Après cet aveu, la police arrêta la délinquante mystique. Elle fut conduite au commissariat d’Aquin et écrouée.
Les faits se sont produits à Fond-des-Blancs, un samedi. Les funérailles eurent lieu le lendemain, car à l’époque, il n’existait pas de morgue pouvant conserver les cadavres. Ce qui fait que le père, en mission loin, n’a pas pu participer aux obsèques.
Georges est de retour le mardi, et apprend la disparition de son premier fils et l’arrestation de la femme.

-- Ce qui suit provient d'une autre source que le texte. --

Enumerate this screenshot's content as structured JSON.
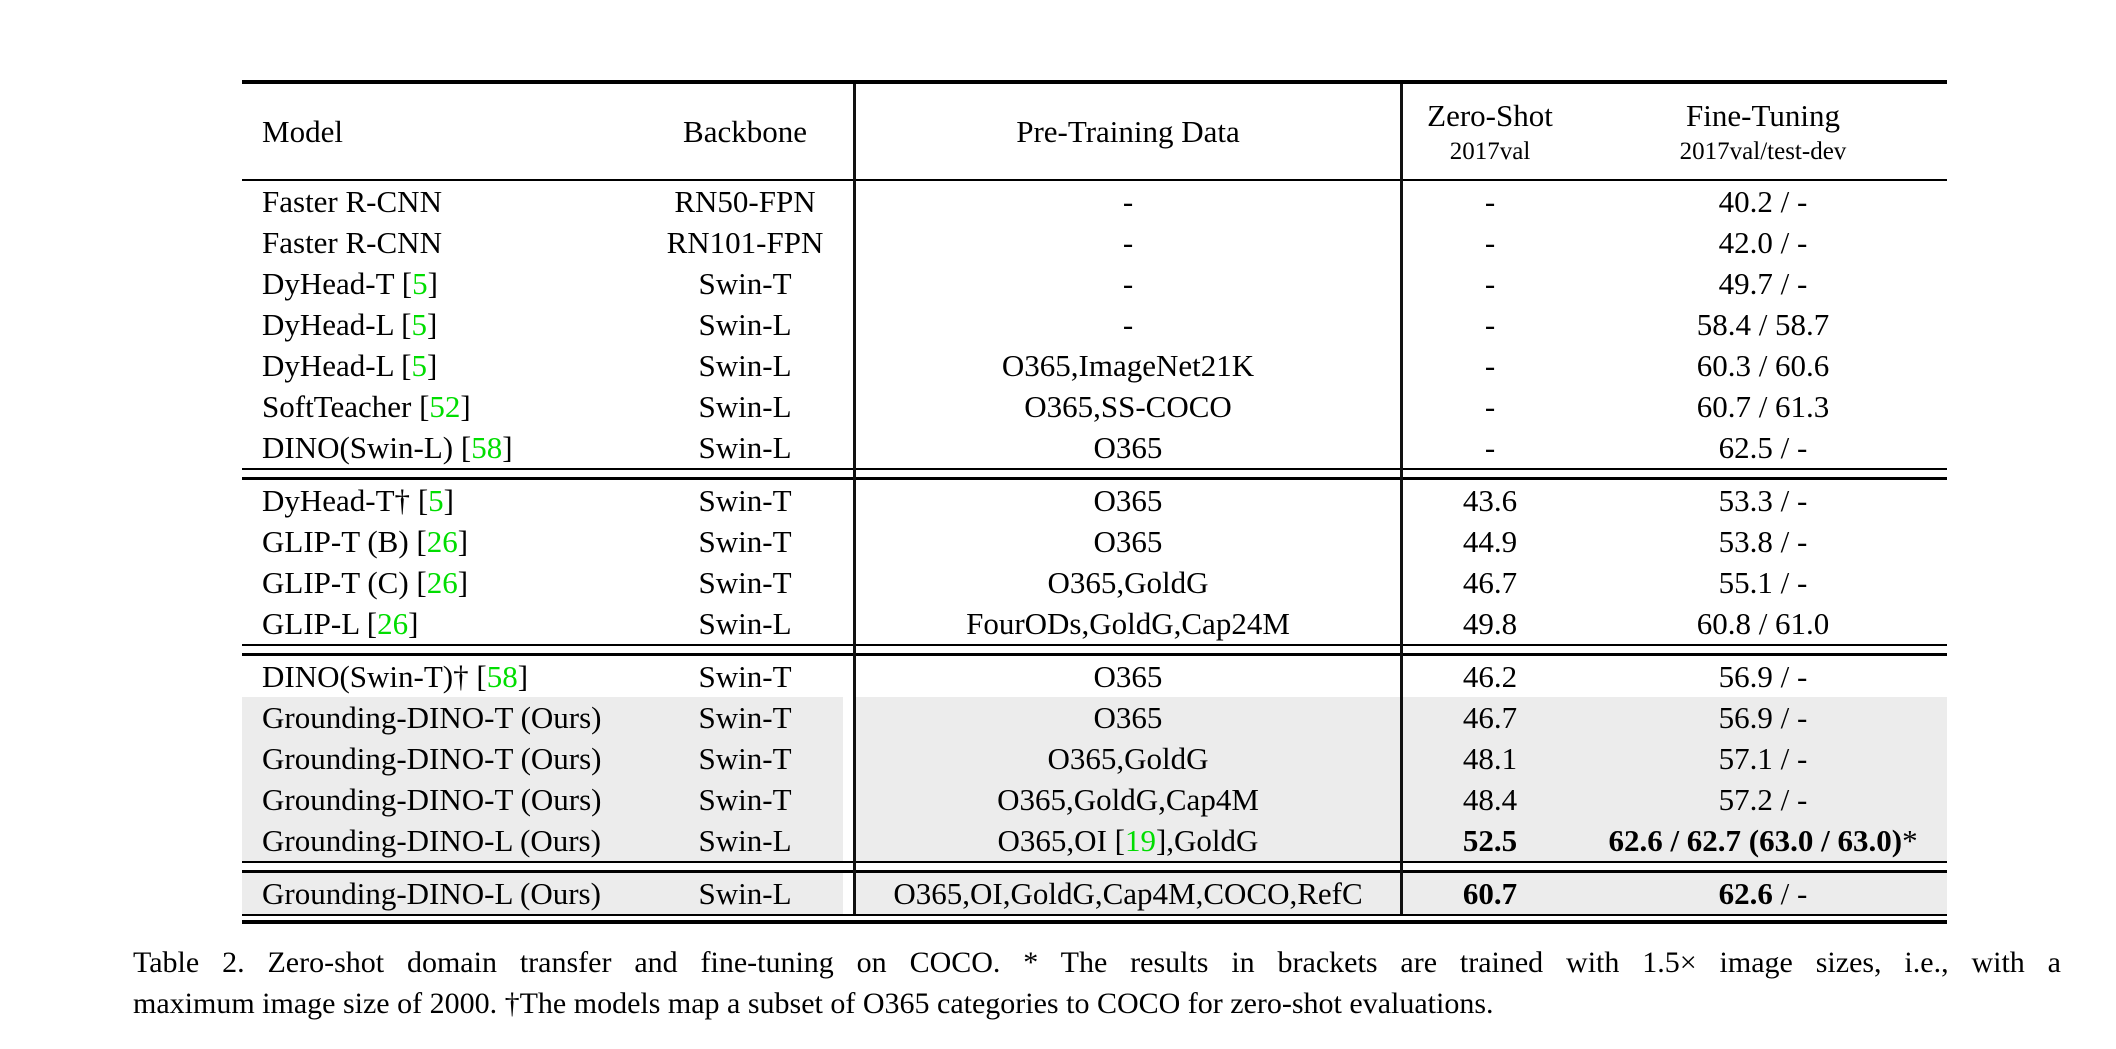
{
  "table": {
    "columns": {
      "model": "Model",
      "backbone": "Backbone",
      "pretrain": "Pre-Training Data",
      "zeroshot_title": "Zero-Shot",
      "zeroshot_subtitle": "2017val",
      "finetune_title": "Fine-Tuning",
      "finetune_subtitle": "2017val/test-dev"
    },
    "colors": {
      "highlight": "#ececec",
      "citation": "#00dd00"
    },
    "groups": [
      {
        "rows": [
          {
            "model": "Faster R-CNN",
            "backbone": "RN50-FPN",
            "pretrain": "-",
            "zeroshot": "-",
            "finetune": "40.2 / -"
          },
          {
            "model": "Faster R-CNN",
            "backbone": "RN101-FPN",
            "pretrain": "-",
            "zeroshot": "-",
            "finetune": "42.0 / -"
          },
          {
            "model": "DyHead-T",
            "ref": "5",
            "backbone": "Swin-T",
            "pretrain": "-",
            "zeroshot": "-",
            "finetune": "49.7 / -"
          },
          {
            "model": "DyHead-L",
            "ref": "5",
            "backbone": "Swin-L",
            "pretrain": "-",
            "zeroshot": "-",
            "finetune": "58.4 / 58.7"
          },
          {
            "model": "DyHead-L",
            "ref": "5",
            "backbone": "Swin-L",
            "pretrain": "O365,ImageNet21K",
            "zeroshot": "-",
            "finetune": "60.3 / 60.6"
          },
          {
            "model": "SoftTeacher",
            "ref": "52",
            "backbone": "Swin-L",
            "pretrain": "O365,SS-COCO",
            "zeroshot": "-",
            "finetune": "60.7 / 61.3"
          },
          {
            "model": "DINO(Swin-L)",
            "ref": "58",
            "backbone": "Swin-L",
            "pretrain": "O365",
            "zeroshot": "-",
            "finetune": "62.5 / -"
          }
        ]
      },
      {
        "rows": [
          {
            "model": "DyHead-T†",
            "ref": "5",
            "backbone": "Swin-T",
            "pretrain": "O365",
            "zeroshot": "43.6",
            "finetune": "53.3 / -"
          },
          {
            "model": "GLIP-T (B)",
            "ref": "26",
            "backbone": "Swin-T",
            "pretrain": "O365",
            "zeroshot": "44.9",
            "finetune": "53.8 / -"
          },
          {
            "model": "GLIP-T (C)",
            "ref": "26",
            "backbone": "Swin-T",
            "pretrain": "O365,GoldG",
            "zeroshot": "46.7",
            "finetune": "55.1 / -"
          },
          {
            "model": "GLIP-L",
            "ref": "26",
            "backbone": "Swin-L",
            "pretrain": "FourODs,GoldG,Cap24M",
            "zeroshot": "49.8",
            "finetune": "60.8 / 61.0"
          }
        ]
      },
      {
        "rows": [
          {
            "model": "DINO(Swin-T)†",
            "ref": "58",
            "backbone": "Swin-T",
            "pretrain": "O365",
            "zeroshot": "46.2",
            "finetune": "56.9 / -"
          },
          {
            "model": "Grounding-DINO-T (Ours)",
            "backbone": "Swin-T",
            "pretrain": "O365",
            "zeroshot": "46.7",
            "finetune": "56.9 / -",
            "highlight": true
          },
          {
            "model": "Grounding-DINO-T (Ours)",
            "backbone": "Swin-T",
            "pretrain": "O365,GoldG",
            "zeroshot": "48.1",
            "finetune": "57.1 / -",
            "highlight": true
          },
          {
            "model": "Grounding-DINO-T (Ours)",
            "backbone": "Swin-T",
            "pretrain": "O365,GoldG,Cap4M",
            "zeroshot": "48.4",
            "finetune": "57.2 / -",
            "highlight": true
          },
          {
            "model": "Grounding-DINO-L (Ours)",
            "backbone": "Swin-L",
            "pretrain": {
              "pre": "O365,OI [",
              "ref": "19",
              "post": "],GoldG"
            },
            "zeroshot": "52.5",
            "zeroshot_bold": true,
            "finetune": {
              "bold": "62.6 / 62.7 (63.0 / 63.0)",
              "normal": "*"
            },
            "highlight": true
          }
        ]
      },
      {
        "rows": [
          {
            "model": "Grounding-DINO-L (Ours)",
            "backbone": "Swin-L",
            "pretrain": "O365,OI,GoldG,Cap4M,COCO,RefC",
            "zeroshot": "60.7",
            "zeroshot_bold": true,
            "finetune": {
              "bold": "62.6",
              "normal": " / -"
            },
            "highlight": true
          }
        ]
      }
    ]
  },
  "caption": {
    "line1": "Table 2. Zero-shot domain transfer and fine-tuning on COCO. * The results in brackets are trained with 1.5× image sizes, i.e., with a",
    "line2": "maximum image size of 2000. †The models map a subset of O365 categories to COCO for zero-shot evaluations."
  }
}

Dès le lendemain, il se rendit au commissariat d’Aquin pour demander la libération de la dame, soutenant que les loups-garous ne pouvaient atteindre les membres de sa famille en raison de sa foi. Selon lui, l’enfant était mort de manière naturelle.
Personne dans la famille – en particulier sa femme et ses beaux-parents - n’a compris le geste de l’homme d’église vis-à-vis d’une diablesse assumée. Une crise familiale s’en est suivie dont j’ignore l’issue.
Deux semaines plus tard, la mère de Junior accoucha enfin. L’enfant naquit sain et sauf. Le mauvais sort avait atteint son frère cadet. On se demande si elle n’aurait pas « mangé » les deux, n’eût été la présence de la grand-mère protectrice.